可时隔多年再来,在这间林郡从小长到大的房间里,他却觉得珍贵得不得了。
很多以前没注意过的细节,也一一映进他的眼睛里。
摆放整齐的书籍,挂在墙上的球拍,与网球球星的合影,限量版的球鞋,网球赛的奖杯……
几乎每一样,都是他曾经错过的,无法追回的岁月。
傅久九把卧室门关了,把林郡按在门上亲,热情的过份。
林郡被亲得笑出了声,问他:“礼物呢?”
傅久九不吭声,只顾抬着头亲他,林郡掐了掐他的腰,又问:“礼物呢?”
“我就是礼物。
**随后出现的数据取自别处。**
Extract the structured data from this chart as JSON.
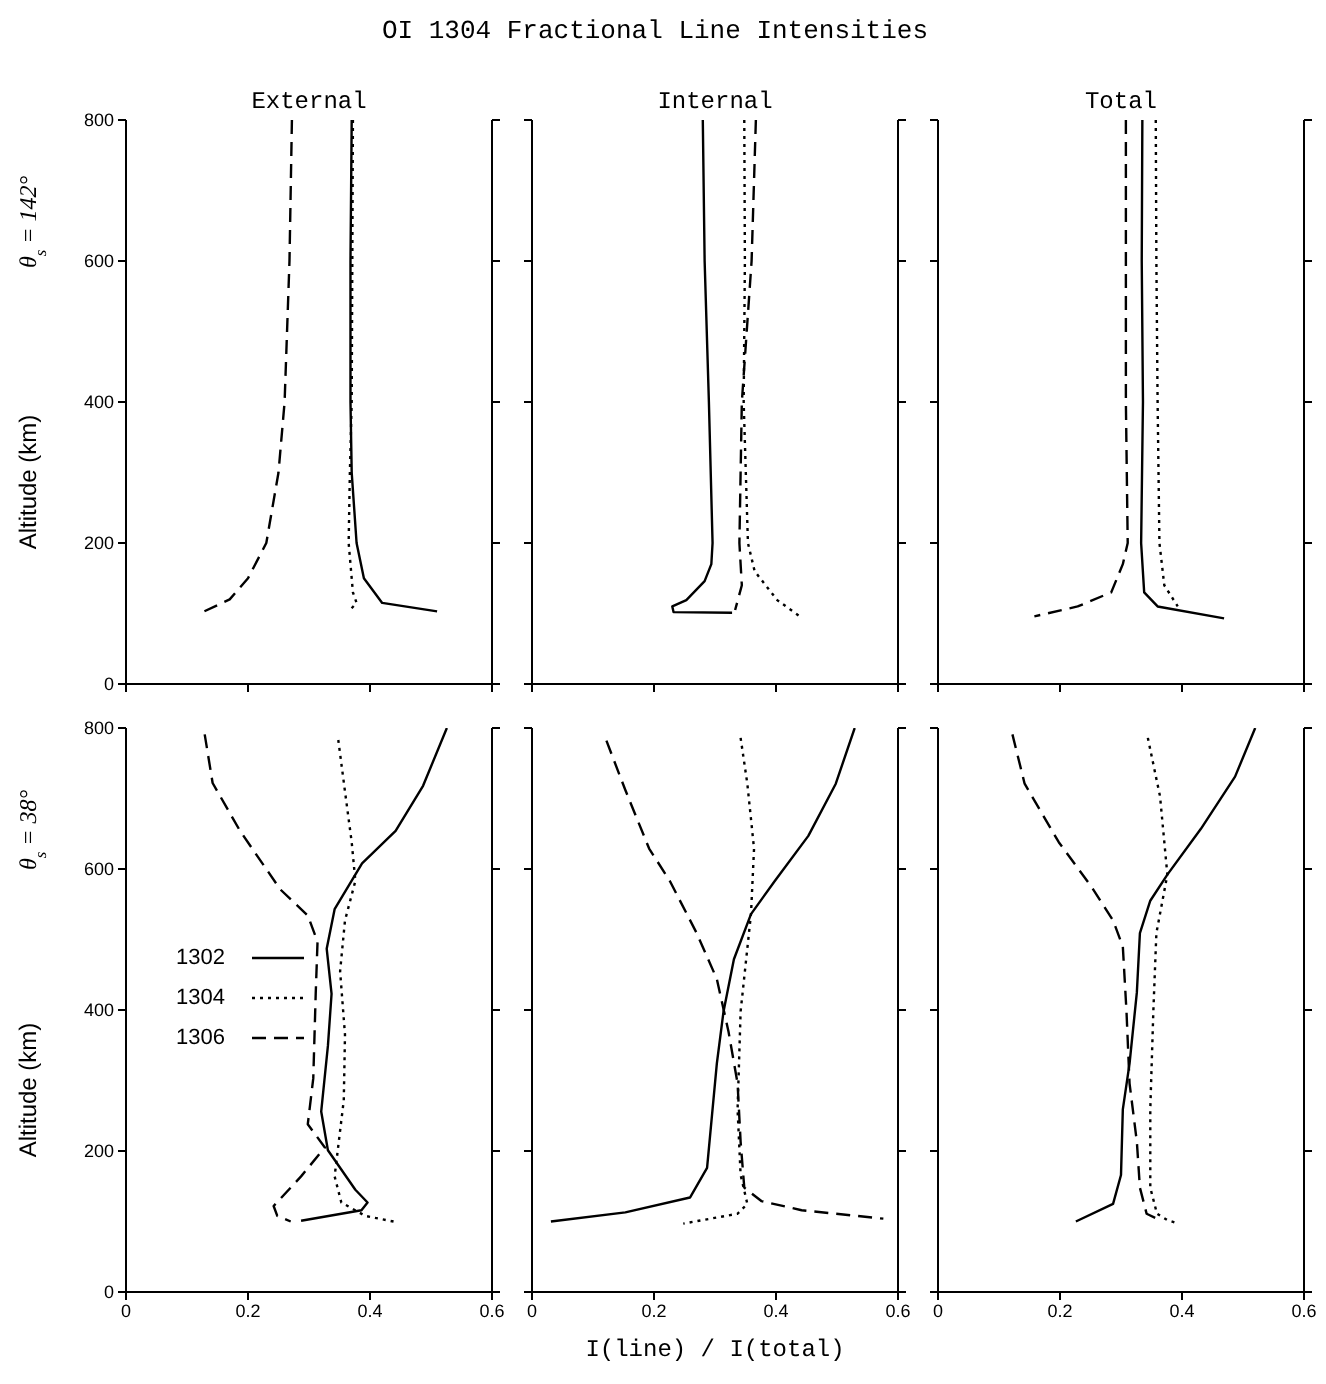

”傅久九咬着他的嘴唇,含含糊糊地说。
林郡怔了怔,按着他的肩膀将他往后推了推,认真说:“不行,你还太小了,正长身体呢。”
傅久九有点不甘心,拿额头撞在他胸口。
过了一会儿才把自己的包包拉开,小心翼翼地从里面抱出一个玻璃罐子来。
他们几乎是额头抵着额头,坐在沙发上。
“海边捡的。”傅久九拧开罐口,将里面的东西倒出来。
那是一块块大小不同的卵石,唯一的相同点是,他们几乎都是心形。
虽然有些不太标准,但仍然能看出模糊的轮廓。
而每一块石头上,都覆上了流畅的线条和鲜明的色彩。
林郡看着那些边角在岁月间被打磨光滑的石头,忍不住双眸微眯。
他探手捏起一块,看到上面是一幅画。
小小的傅久九,翘着屁股,身体前探,脸颊紧紧贴在铁栅栏门上,往里张望着。
隔着一道门,不远的地方,正站着一个瘦高笔挺的少年,少年人在喝奶,喝的很认真,心无旁骛,一眼都不舍得往这边看。
林郡的唇角抿紧了,将石头握在了手心里。
一块块石头在他手心里走过,每一块上面都是他们,都是傅久九和林郡。